1) What leadership questions do we need to ask?

Marcus forced us to be specific about the pertinent questions we sense God wants us to address, in order to be the disciples and church He wants us to be in 5 years or 10 years’ time. The answers will focus our decision making and influence key areas such as:

  • What sort of leadership will we need?
  • What structures will be necessary?
  • What premises will enable mission and discipleship?
  • What money will be necessary to make these things happen?

The future direction of Cambray church life must be shaped by every disciple committed to see the purposes of Christ worked out. Examples of mission and church growth prove that when churches shift from maintenance mode to a greater intentionality for making disciples, it releases the gifts for serving ministry to everyone (and not just the paid-staff team), but at cost.

2) How do we help everyone to catch the disciple-making vision?

Admittedly, we have made belonging to Cambray church life rather like an optional-extra. It is great if people join us, become Christians, get baptised, even become church members! However, too often we implicitly convey the message that being a Christian involves mainly church attendance. We are guilty of selling the discipleship message of Jesus much shorter than Jesus does! One phrase Marcus used repeatedly is the danger of churches like Cambray providing a chaplaincy for Christians, rather than training disciples for active daily Christian service.

So as a leadership team, we were encouraged to consider all the ‘entry points’ into Cambray church life, where we could explicitly focus our intentionality to stress our main aim is to make and grow disciples:

  • Whether at Sunday services as newcomers join, or
  • Special events where we explain more of church life activities and expectations, or
  • Interviews for church membership, or
  • The intentional message about following Jesus that we communicate to our children and young people who grow up in the church family.

Our hope, via this review process, is that every member of the Cambray church family will be able to commit to our shared goal of Christian service being about making strong (reproducing) disciples of Jesus. Hopefully, very soon everyone would be able to articulate the agreed 5 year goal of our commitment and direction to that end.

3) So what needs to change and how do discipleship shifts happen?

If we are content with our present life and arrangements, then nothing needs to change! However our record of equipping Christian women and men to be confident disciples is not as effective as it should be. So how can we create more intentional discipleship communities which will impact individuals, families and activities?

Marcus emphasised our need as a church to create SPACE and to stop treading water in some areas, so that gospel-centred change can be enabled. There are also leadership implications, to ensure we are not simply ‘caretakers’ of God’s work in the local church, rather ‘leaders’ of Christ-centred change.

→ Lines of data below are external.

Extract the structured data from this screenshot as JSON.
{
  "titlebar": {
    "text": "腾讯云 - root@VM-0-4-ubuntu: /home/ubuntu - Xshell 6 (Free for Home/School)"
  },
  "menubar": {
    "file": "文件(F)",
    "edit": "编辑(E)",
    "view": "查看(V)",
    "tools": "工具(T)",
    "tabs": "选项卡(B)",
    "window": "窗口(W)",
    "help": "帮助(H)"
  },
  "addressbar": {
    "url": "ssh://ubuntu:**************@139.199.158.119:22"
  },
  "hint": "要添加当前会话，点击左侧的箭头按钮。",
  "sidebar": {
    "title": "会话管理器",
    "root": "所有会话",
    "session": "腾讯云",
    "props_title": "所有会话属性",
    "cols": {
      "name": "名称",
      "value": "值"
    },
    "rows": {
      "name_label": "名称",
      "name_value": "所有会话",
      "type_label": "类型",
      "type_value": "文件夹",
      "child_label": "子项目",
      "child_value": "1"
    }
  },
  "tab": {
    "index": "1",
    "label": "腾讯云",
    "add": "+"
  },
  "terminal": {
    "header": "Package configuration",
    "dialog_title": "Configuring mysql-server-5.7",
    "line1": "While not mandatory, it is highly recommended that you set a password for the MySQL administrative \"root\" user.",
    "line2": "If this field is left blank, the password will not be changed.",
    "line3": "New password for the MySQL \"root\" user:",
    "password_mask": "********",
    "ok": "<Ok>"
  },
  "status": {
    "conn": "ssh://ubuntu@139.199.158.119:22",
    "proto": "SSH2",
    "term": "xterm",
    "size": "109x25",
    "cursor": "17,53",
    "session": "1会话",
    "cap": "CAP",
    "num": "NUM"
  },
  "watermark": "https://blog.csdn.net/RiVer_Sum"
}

As a leadership we identified several areas that potentially thwart discipleship change at Cambray: successful activities going on; fear of criticism; desire not to offend; fear of the unknown, caution about leading versus representing others, etc.

I hope that gives you plenty to think about! As a leadership team, we realised how quickly our joy in the Lord can dissipate, as more structural governance/ busy lives dominate. That is our challenge to rectify quickly, so that all our service arises from the joy of belonging to the Lord Jesus who is the source of all joy and purpose. He who has called us is faithful and He will equip us.

Thanking you for your continued prayerful support for us as Pastors and Deacons,

Tim Welch

FOR YOUR DIARY

We will continue to explore these and many other aspects on our Away Day on Saturday 7th May, with Marcus Honeysett speaking, to which we hope as many as possible will be able to attend.